Nor do we share the view of the Court of Appeals that "the
position of the United States as shipper, so far as the present
case is concerned, is no different from that of a private shipper."
Id., 236 F.2d at 104. Even if we assume that,
"[i]f a private shipper or consignee should pay the carrier
before satisfying himself of the correctness of the charges
demanded -- as he may be required to do pursuant to § 3(2) of the
Interstate Commerce Act and regulations of the Commission
thereunder -- and later sues for a refund of alleged overpayments,
or seeks to set off the amount of the overpayments against another
claim admittedly due, in either case, the shipper or consignee
would have the burden of alleging and proving the fact and the
amount of such overpayment, [
Footnote 12]"
the Court of Appeals overlooks the fact that the Government's
statutory right of setoff was designed to be the substantial
equivalent of its previous right to withhold payment altogether
until the carrier established the correctness of its charges. Thus,
the issue of overcharges, after the enactment of § 322, arises in a
different way, but the differing procedures by which the issue is
presented should not control the placement of the
Page 355 U. S. 262
burden of proof. [
Footnote
13] In effect, the situation is that the railroad is suing to
recover amounts which the Government initially paid conditionally,
and then recaptured, under the § 322 procedure. We therefore hold
that the burden of the carrier to establish the lawfulness of its
charges is the same under § 322 as it was under the superseded
practice.
Similarly, conventional principles of contractual setoff should
not govern the determination of the carrier's burden of proof in
this action merely because the complaint
Page 355 U. S. 263
frames an action for recovery of the full amount of the 1950,
bill rather than the amount deducted therefrom. The respondent's
brief concedes that,
"[w]henever a railroad brings an action against the Government,
directly upon the deduction [as, on the facts of the case, to
recover the alleged 1944 overpayments], it has the burden of
alleging and proving the facts of the case and establishing the
validity of its claim in the light of the contract and the
applicable tariffs."
There is also authority that the plaintiff has the same burden,
although suing on the subsequent bill, when the claim for damages
is for the amount of the deduction.
Suncook Mills v. United
States, 44 F. Supp.
744;
Eastport S.S. Co. v. United States, 131 Ct.Cl.
210, 130 F. Supp. 333;
Buch Express, Inc. v. United
States, 132 Ct.Cl. 772, 132 F. Supp. 473. [
Footnote 14] We do not see that a different
issue was shaped by the pleadings in this action.
Cf. Wisconsin
Central R. Co. v. United States, 164 U.
S. 190,
164 U. S. 212.
Although the
ad damnum clause of the complaint prays
recovery of $1,143.03, respondent's pleading filed in response to
the Government's answer admits the government payment of $117.77,
and that the actual controversy concerns the balance of $1,025.26.
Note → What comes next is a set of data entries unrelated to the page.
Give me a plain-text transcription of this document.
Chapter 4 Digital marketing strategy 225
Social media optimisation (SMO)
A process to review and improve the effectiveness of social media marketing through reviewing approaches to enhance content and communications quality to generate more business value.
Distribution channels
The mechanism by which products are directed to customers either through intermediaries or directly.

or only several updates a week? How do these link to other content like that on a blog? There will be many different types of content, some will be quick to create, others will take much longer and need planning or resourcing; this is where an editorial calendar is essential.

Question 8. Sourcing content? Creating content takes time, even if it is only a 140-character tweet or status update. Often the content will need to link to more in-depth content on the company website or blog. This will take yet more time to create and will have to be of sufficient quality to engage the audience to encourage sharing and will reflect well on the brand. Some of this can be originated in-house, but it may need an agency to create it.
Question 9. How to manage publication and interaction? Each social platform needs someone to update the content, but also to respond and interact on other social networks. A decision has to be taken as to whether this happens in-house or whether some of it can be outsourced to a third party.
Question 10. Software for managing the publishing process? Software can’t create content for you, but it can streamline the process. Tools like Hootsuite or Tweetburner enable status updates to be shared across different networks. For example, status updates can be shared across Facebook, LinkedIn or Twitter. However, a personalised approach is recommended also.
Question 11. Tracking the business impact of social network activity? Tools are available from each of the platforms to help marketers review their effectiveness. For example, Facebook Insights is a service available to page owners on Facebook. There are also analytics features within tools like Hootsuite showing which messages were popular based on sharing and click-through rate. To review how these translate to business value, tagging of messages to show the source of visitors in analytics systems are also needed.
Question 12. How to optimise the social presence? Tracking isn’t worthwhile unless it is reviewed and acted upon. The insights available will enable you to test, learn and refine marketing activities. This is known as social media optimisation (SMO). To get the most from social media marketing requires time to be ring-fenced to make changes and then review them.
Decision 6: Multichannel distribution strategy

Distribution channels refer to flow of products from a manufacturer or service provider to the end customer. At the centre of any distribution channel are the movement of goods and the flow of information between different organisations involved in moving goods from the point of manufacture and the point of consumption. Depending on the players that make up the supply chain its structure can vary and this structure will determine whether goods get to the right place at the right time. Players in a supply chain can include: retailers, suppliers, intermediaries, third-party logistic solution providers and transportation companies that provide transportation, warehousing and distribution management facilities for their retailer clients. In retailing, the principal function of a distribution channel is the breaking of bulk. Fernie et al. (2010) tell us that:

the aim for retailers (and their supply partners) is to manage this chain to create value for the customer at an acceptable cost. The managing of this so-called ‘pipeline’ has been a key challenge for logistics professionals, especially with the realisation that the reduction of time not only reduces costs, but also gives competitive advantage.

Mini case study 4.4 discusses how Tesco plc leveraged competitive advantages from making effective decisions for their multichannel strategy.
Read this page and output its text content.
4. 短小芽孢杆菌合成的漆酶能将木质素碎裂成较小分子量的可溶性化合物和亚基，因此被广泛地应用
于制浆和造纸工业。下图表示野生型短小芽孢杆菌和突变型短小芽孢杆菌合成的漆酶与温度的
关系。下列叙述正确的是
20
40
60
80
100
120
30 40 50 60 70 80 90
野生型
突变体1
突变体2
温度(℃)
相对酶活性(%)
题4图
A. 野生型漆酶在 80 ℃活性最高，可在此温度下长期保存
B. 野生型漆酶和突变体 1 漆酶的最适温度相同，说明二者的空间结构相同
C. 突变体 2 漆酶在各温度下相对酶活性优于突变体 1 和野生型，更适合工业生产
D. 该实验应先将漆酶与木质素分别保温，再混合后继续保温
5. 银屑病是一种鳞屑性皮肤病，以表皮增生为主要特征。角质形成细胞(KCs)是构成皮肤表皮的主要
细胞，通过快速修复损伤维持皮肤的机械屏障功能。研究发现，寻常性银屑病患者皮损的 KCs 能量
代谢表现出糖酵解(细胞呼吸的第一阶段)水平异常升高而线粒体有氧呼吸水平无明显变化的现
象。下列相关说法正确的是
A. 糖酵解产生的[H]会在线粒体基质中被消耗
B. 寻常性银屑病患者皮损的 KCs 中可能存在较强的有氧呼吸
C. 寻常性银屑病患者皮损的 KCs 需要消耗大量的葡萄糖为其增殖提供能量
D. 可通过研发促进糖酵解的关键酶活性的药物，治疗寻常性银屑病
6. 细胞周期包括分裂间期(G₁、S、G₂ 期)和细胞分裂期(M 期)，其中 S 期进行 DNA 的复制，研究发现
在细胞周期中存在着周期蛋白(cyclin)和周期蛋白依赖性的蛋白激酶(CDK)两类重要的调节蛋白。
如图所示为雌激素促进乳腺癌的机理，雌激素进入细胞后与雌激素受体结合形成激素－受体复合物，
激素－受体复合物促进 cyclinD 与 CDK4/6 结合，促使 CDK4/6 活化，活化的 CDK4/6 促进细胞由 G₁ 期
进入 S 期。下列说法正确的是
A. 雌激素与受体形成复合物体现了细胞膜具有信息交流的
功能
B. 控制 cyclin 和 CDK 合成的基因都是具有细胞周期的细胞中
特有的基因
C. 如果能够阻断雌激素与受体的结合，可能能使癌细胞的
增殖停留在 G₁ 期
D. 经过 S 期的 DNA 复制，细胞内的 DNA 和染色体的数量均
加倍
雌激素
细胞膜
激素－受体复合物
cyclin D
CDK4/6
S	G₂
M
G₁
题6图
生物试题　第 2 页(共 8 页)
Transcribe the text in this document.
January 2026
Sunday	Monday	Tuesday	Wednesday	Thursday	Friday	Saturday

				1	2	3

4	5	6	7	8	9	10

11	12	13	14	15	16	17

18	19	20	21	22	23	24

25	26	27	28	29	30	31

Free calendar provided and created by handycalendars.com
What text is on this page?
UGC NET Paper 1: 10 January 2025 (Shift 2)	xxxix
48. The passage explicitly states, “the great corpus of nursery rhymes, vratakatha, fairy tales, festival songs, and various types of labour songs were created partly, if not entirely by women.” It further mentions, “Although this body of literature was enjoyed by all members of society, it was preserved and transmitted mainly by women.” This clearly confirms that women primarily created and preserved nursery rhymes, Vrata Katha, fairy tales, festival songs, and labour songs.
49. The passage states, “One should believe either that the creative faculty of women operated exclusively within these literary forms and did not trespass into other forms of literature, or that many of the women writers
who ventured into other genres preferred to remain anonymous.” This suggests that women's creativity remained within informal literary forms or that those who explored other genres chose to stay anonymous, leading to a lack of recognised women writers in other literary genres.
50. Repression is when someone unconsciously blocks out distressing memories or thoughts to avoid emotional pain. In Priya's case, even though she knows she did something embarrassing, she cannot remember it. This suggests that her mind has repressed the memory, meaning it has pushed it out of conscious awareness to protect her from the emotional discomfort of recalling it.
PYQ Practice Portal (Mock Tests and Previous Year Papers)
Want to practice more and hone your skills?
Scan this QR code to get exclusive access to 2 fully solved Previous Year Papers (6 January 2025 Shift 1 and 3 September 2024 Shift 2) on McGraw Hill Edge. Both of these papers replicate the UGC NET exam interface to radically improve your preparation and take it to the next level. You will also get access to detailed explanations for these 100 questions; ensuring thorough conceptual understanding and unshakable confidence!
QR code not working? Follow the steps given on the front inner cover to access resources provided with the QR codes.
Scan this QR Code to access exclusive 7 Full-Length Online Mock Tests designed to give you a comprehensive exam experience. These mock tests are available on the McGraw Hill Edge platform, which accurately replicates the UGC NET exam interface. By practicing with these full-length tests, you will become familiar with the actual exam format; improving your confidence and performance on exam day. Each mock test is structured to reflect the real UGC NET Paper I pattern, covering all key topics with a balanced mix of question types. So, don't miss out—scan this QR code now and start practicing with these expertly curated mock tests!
The true dispute between the parties, arising from the
determination and collection of the overpayments as authorized by §
322, involves the lawfulness of the 1944 bills. It is the
substance, not the form, which should be our concern.
Cf. Alcoa
S.S. Co. v. United States, 338 U. S. 421;
Reynolds v. United States, 292 U.
S. 443. We hold that the respondent is entitled to
recover only if it satisfies its
Page 355 U. S. 264
burden of proving that its 1944 charges were computed at lawful
and authorized rates.
We do not here intimate that the administrative determination of
overpayment has binding effect in the judicial proceeding,
see
Wisconsin Central R. Co. v. United States, supra, at
164 U. S. 211;
Grand Trunk Western R. Co. v. United States, 252 U.
S. 112,
252 U. S.
120-121; and we agree with the Court of Appeals that the
extrinsic fact, namely the availability of the freight cars in the
sizes ordered, remains to be proved in the suit. Our conclusion is
that the burden in that respect is upon the carrier.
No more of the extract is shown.